HOUSTON, July 27 -- Energy futures prices fell with profit taking Monday, but markets continue to be underpinned by fears of terrorist attacks and by the pending financial disintegration of Russian oil giant OAO Yukos.

Reports that a fire at a German refinery would not long curtail its production also affected the market, said analysts.

The September contract for benchmark US sweet, light crudes lost 27¢ to $41.44/bbl Monday on the New York Mercantile Exchange, while the October contract was down by 30¢ to $40.97/bbl. On the US spot market, West Texas Intermediate slipped by 9¢ to $41.44/bbl.

Gasoline for September delivery dropped 3.21¢ to $1.2467/gal Monday on NYMEX. Heating oil for the same month declined by 1.84¢ to $1.1133/gal. The September natural gas contract plunged by 17.7¢ to $5.96/Mcf Monday.

In London, the September contract for North Sea Brent crude retreated by 16¢ to $38.11/bbl Monday on the International Petroleum Exchange. The August natural gas contract fell by 7.3¢ to the equivalent of $3.97/Mcf. However, gas oil for August delivery inched up by 75¢ to $358/tonne on IPE.

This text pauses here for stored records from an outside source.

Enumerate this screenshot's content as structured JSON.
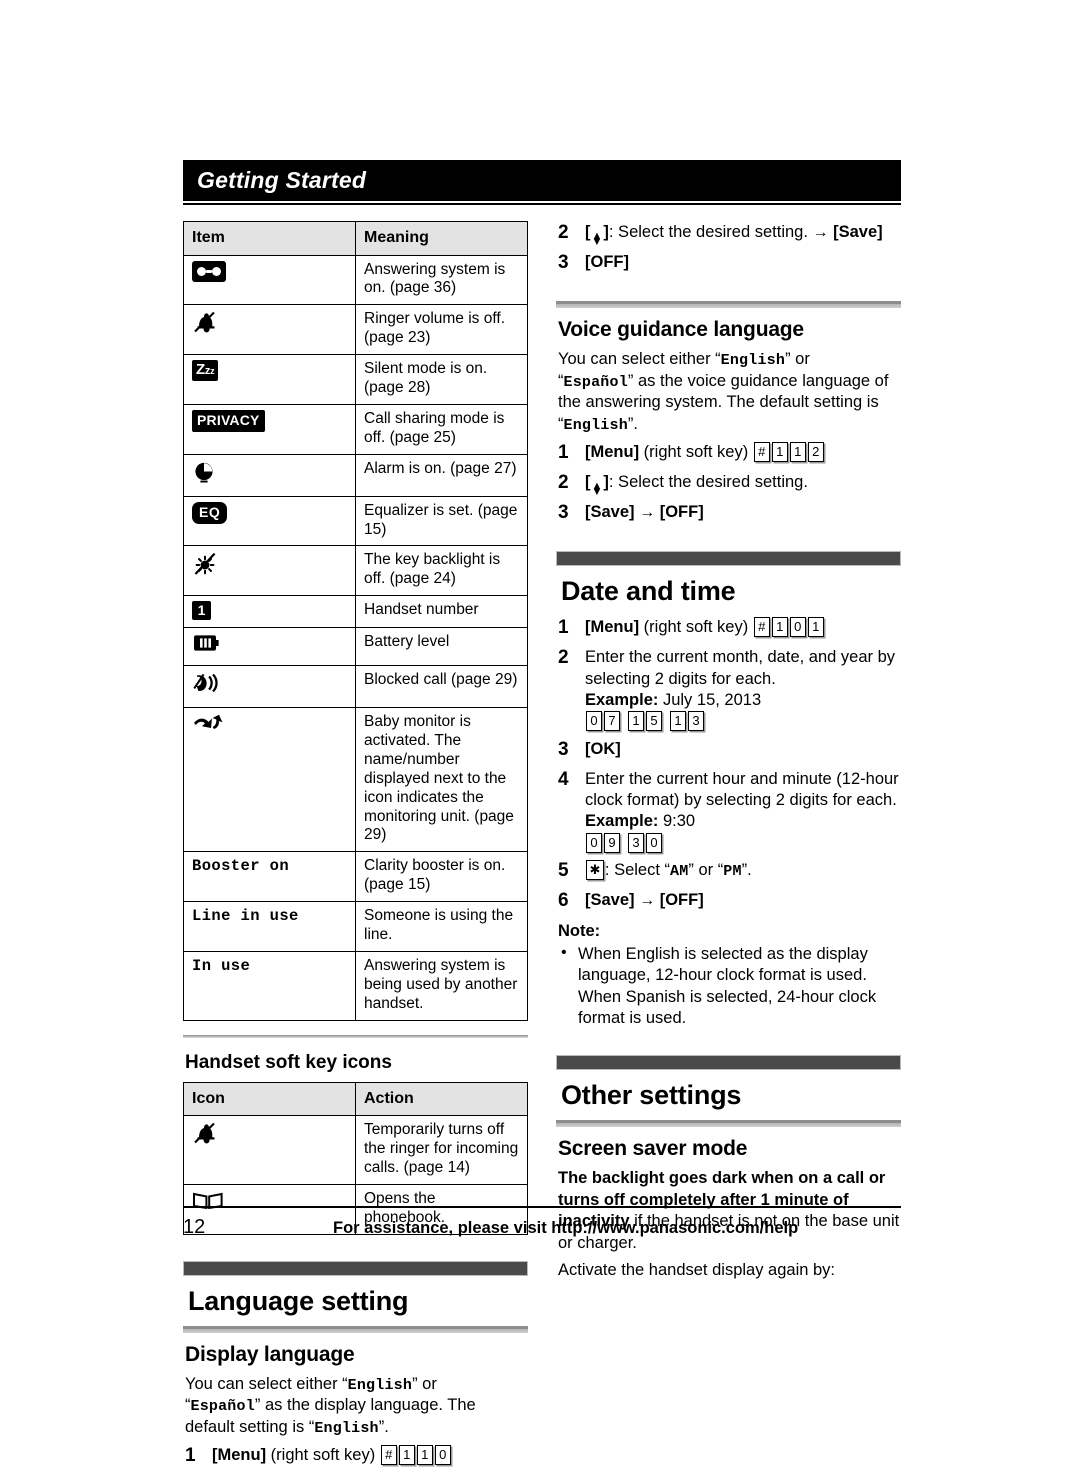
{
  "chapter": {
    "title": "Getting Started"
  },
  "footer": {
    "page_number": "12",
    "assistance": "For assistance, please visit http://www.panasonic.com/help"
  },
  "display_icons_table": {
    "headers": {
      "item": "Item",
      "meaning": "Meaning"
    },
    "rows": [
      {
        "icon": "answering-system-icon",
        "icon_text": "",
        "meaning": "Answering system is on. (page 36)"
      },
      {
        "icon": "ringer-off-icon",
        "icon_text": "",
        "meaning": "Ringer volume is off. (page 23)"
      },
      {
        "icon": "silent-mode-icon",
        "icon_text": "Zzz",
        "meaning": "Silent mode is on. (page 28)"
      },
      {
        "icon": "privacy-icon",
        "icon_text": "PRIVACY",
        "meaning": "Call sharing mode is off. (page 25)"
      },
      {
        "icon": "alarm-clock-icon",
        "icon_text": "",
        "meaning": "Alarm is on. (page 27)"
      },
      {
        "icon": "equalizer-icon",
        "icon_text": "EQ",
        "meaning": "Equalizer is set. (page 15)"
      },
      {
        "icon": "key-backlight-off-icon",
        "icon_text": "",
        "meaning": "The key backlight is off. (page 24)"
      },
      {
        "icon": "handset-number-icon",
        "icon_text": "1",
        "meaning": "Handset number"
      },
      {
        "icon": "battery-level-icon",
        "icon_text": "",
        "meaning": "Battery level"
      },
      {
        "icon": "blocked-call-icon",
        "icon_text": "",
        "meaning": "Blocked call (page 29)"
      },
      {
        "icon": "baby-monitor-icon",
        "icon_text": "",
        "meaning": "Baby monitor is activated. The name/number displayed next to the icon indicates the monitoring unit. (page 29)"
      },
      {
        "icon": "text-booster-on",
        "icon_text": "Booster on",
        "meaning": "Clarity booster is on. (page 15)"
      },
      {
        "icon": "text-line-in-use",
        "icon_text": "Line in use",
        "meaning": "Someone is using the line."
      },
      {
        "icon": "text-in-use",
        "icon_text": "In use",
        "meaning": "Answering system is being used by another handset."
      }
    ]
  },
  "soft_key_section": {
    "heading": "Handset soft key icons",
    "headers": {
      "icon": "Icon",
      "action": "Action"
    },
    "rows": [
      {
        "icon": "ringer-off-icon",
        "action": "Temporarily turns off the ringer for incoming calls. (page 14)"
      },
      {
        "icon": "phonebook-icon",
        "action": "Opens the phonebook."
      }
    ]
  },
  "display_language_tail": {
    "step2": {
      "num": "2",
      "prefix": "",
      "text": ": Select the desired setting.",
      "arrow": "→",
      "softkey": "[Save]"
    },
    "step3": {
      "num": "3",
      "softkey": "[OFF]"
    }
  },
  "voice_guidance": {
    "heading": "Voice guidance language",
    "body_1": "You can select either “",
    "opt_english": "English",
    "body_2": "” or",
    "body_3": "“",
    "opt_espanol": "Español",
    "body_4": "” as the voice guidance language of the answering system. The default setting is",
    "body_5": "“",
    "default_val": "English",
    "body_6": "”.",
    "step1": {
      "num": "1",
      "menu": "[Menu]",
      "hint": "(right soft key)",
      "keys": [
        "#",
        "1",
        "1",
        "2"
      ]
    },
    "step2": {
      "num": "2",
      "text": ": Select the desired setting."
    },
    "step3": {
      "num": "3",
      "save": "[Save]",
      "arrow": "→",
      "off": "[OFF]"
    }
  },
  "date_and_time": {
    "heading": "Date and time",
    "step1": {
      "num": "1",
      "menu": "[Menu]",
      "hint": "(right soft key)",
      "keys": [
        "#",
        "1",
        "0",
        "1"
      ]
    },
    "step2": {
      "num": "2",
      "text": "Enter the current month, date, and year by selecting 2 digits for each.",
      "example_label": "Example:",
      "example_value": "July 15, 2013",
      "keys": [
        "0",
        "7",
        "1",
        "5",
        "1",
        "3"
      ]
    },
    "step3": {
      "num": "3",
      "softkey": "[OK]"
    },
    "step4": {
      "num": "4",
      "text": "Enter the current hour and minute (12-hour clock format) by selecting 2 digits for each.",
      "example_label": "Example:",
      "example_value": "9:30",
      "keys": [
        "0",
        "9",
        "3",
        "0"
      ]
    },
    "step5": {
      "num": "5",
      "star": "✳",
      "text_a": ": Select “",
      "am": "AM",
      "text_b": "” or “",
      "pm": "PM",
      "text_c": "”."
    },
    "step6": {
      "num": "6",
      "save": "[Save]",
      "arrow": "→",
      "off": "[OFF]"
    },
    "note_heading": "Note:",
    "notes": [
      "When English is selected as the display language, 12-hour clock format is used. When Spanish is selected, 24-hour clock format is used."
    ]
  },
  "language_setting": {
    "heading": "Language setting",
    "display_language": {
      "heading": "Display language",
      "body_1": "You can select either “",
      "opt_english": "English",
      "body_2": "” or",
      "body_3": "“",
      "opt_espanol": "Español",
      "body_4": "” as the display language. The default setting is “",
      "default_val": "English",
      "body_5": "”.",
      "step1": {
        "num": "1",
        "menu": "[Menu]",
        "hint": "(right soft key)",
        "keys": [
          "#",
          "1",
          "1",
          "0"
        ]
      }
    }
  },
  "other_settings": {
    "heading": "Other settings",
    "screen_saver": {
      "heading": "Screen saver mode",
      "bold_text": "The backlight goes dark when on a call or turns off completely after 1 minute of inactivity",
      "rest_text": " if the handset is not on the base unit or charger.",
      "tail_text": "Activate the handset display again by:"
    }
  },
  "colors": {
    "chapter_bar": "#000000",
    "section_bar": "#4a4a4a",
    "table_header": "#e3e3e3",
    "sub_rule": "#8d8d8d"
  }
}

The average price for the Organization of Petroleum Exporting Countries' basket of seven benchmark crudes continued to climb, up by 6¢ to $37.02/bbl after hitting an 8-week high on Friday. OPEC's basket price is now the highest since June when it was $37.64/bbl. The price has been above OPEC's target band of $22-28/bbl since Dec. 2.